Recently, Arizona secured a $12bn deal with the chipmaker for a new factory in Phoenix. Separately, TSMC also said that it was considering Germany as the destination for its first European factory.

Given the tension between Beijing and Washington, TSMC and other Taiwanese companies have been forced to decide whether they want to side with the larger US market or the faster-growing Chinese market.

On top of that, against the backdrop of rising geopolitical tensions, it is in Taiwan’s interest to boost its connections to other nations in the East China Sea region to ward off pressure from China. Equally, it needs to stay on the US’ good side.

Semiconductors have become a key pawn in the US-China tech war, and the US will continue its use of chip export embargoes to pressure Beijing. GlobalData analysts predict that the White House under Joe Biden will try to weave together as many allies as possible to take a united stance against China on strategic semiconductor supplies.

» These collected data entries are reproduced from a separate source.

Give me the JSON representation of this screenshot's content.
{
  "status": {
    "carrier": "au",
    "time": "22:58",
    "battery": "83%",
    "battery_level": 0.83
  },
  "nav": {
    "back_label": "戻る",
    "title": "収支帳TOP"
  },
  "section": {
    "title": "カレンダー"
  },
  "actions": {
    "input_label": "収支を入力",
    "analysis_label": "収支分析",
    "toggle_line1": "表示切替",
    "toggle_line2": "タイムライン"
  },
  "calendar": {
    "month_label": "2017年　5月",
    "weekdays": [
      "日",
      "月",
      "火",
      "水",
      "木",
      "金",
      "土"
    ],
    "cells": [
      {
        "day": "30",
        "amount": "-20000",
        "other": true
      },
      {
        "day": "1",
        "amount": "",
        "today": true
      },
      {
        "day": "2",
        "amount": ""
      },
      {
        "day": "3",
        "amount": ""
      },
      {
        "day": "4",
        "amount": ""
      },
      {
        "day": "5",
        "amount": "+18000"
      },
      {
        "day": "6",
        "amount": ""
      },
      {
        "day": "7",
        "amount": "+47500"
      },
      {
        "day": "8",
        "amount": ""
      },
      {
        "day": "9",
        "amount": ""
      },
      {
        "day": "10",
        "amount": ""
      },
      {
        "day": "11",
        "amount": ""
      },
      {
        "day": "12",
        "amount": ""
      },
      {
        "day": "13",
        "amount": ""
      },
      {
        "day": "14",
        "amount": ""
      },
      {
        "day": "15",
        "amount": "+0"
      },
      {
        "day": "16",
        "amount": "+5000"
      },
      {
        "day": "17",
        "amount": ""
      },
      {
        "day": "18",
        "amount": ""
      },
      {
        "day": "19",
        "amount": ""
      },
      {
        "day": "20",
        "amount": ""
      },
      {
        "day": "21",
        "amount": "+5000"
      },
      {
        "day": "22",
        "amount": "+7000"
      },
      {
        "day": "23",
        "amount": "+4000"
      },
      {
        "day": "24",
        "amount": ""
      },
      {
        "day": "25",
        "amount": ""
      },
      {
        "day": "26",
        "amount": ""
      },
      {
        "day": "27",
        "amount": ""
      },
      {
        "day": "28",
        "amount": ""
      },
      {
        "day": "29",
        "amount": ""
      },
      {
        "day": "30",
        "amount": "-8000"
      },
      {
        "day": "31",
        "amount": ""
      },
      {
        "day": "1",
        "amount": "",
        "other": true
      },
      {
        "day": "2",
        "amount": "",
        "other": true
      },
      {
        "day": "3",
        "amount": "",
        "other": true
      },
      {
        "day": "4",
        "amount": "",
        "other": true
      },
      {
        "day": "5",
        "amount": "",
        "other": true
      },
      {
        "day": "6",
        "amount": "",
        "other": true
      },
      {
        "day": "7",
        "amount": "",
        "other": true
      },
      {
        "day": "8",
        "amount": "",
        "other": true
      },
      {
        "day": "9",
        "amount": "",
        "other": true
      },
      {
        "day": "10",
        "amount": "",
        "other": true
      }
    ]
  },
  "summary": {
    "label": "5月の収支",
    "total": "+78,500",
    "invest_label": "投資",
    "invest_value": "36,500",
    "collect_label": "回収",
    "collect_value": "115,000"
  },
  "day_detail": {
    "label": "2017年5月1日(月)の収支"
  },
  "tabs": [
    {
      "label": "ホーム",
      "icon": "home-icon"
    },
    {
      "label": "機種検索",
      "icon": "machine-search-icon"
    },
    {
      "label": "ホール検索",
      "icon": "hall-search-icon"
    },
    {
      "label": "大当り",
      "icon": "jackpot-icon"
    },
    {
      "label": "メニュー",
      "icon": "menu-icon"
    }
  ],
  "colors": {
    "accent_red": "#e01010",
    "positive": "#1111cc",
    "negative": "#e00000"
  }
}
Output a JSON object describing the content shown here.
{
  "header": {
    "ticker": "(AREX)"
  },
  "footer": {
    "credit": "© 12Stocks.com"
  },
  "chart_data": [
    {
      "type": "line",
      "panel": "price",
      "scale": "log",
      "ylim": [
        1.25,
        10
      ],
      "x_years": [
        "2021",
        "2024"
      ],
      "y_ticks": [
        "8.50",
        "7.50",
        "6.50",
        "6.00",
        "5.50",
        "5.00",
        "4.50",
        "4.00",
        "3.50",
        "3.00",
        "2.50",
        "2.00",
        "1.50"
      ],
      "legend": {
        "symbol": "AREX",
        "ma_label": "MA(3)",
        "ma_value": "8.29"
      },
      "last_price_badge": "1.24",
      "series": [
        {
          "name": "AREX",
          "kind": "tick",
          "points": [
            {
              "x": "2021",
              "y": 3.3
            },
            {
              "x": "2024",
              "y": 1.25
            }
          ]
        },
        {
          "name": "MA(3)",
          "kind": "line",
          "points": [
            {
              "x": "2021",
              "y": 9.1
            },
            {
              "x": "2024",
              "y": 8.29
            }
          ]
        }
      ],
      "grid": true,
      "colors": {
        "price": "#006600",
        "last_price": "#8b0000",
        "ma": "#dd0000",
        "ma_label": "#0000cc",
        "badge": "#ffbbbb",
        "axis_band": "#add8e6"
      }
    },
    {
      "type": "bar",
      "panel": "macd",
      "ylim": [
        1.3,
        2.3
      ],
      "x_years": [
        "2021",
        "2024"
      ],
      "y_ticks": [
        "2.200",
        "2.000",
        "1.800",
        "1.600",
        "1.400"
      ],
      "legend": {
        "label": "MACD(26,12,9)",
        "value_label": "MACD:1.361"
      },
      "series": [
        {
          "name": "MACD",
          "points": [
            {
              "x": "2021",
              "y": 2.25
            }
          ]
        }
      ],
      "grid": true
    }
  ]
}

Despite China’s continuous effort to develop its own chips, it still lacks the skill and the necessary equipment – such as costly Extreme Ultraviolet (EUV) photolithography machines only produced by ASML in the Netherlands – to manufacture high-end semiconductors. When it comes to cutting-edge logic chips, TSMC remains the only viable option for many tech companies.

The foundry’s dominance in the Asia-Pacific region thus remains a decisive factor in the ongoing tug-of-war in the South China Sea.

According to GlobalData’s analysis, TSMC is the world’s largest chip foundry, making bespoke logic chips for companies that provide their own designs. The company, founded in 1987 and headquartered in Hsinchu, Taiwan, currently ranks number two on GlobalData’s thematic scorecard.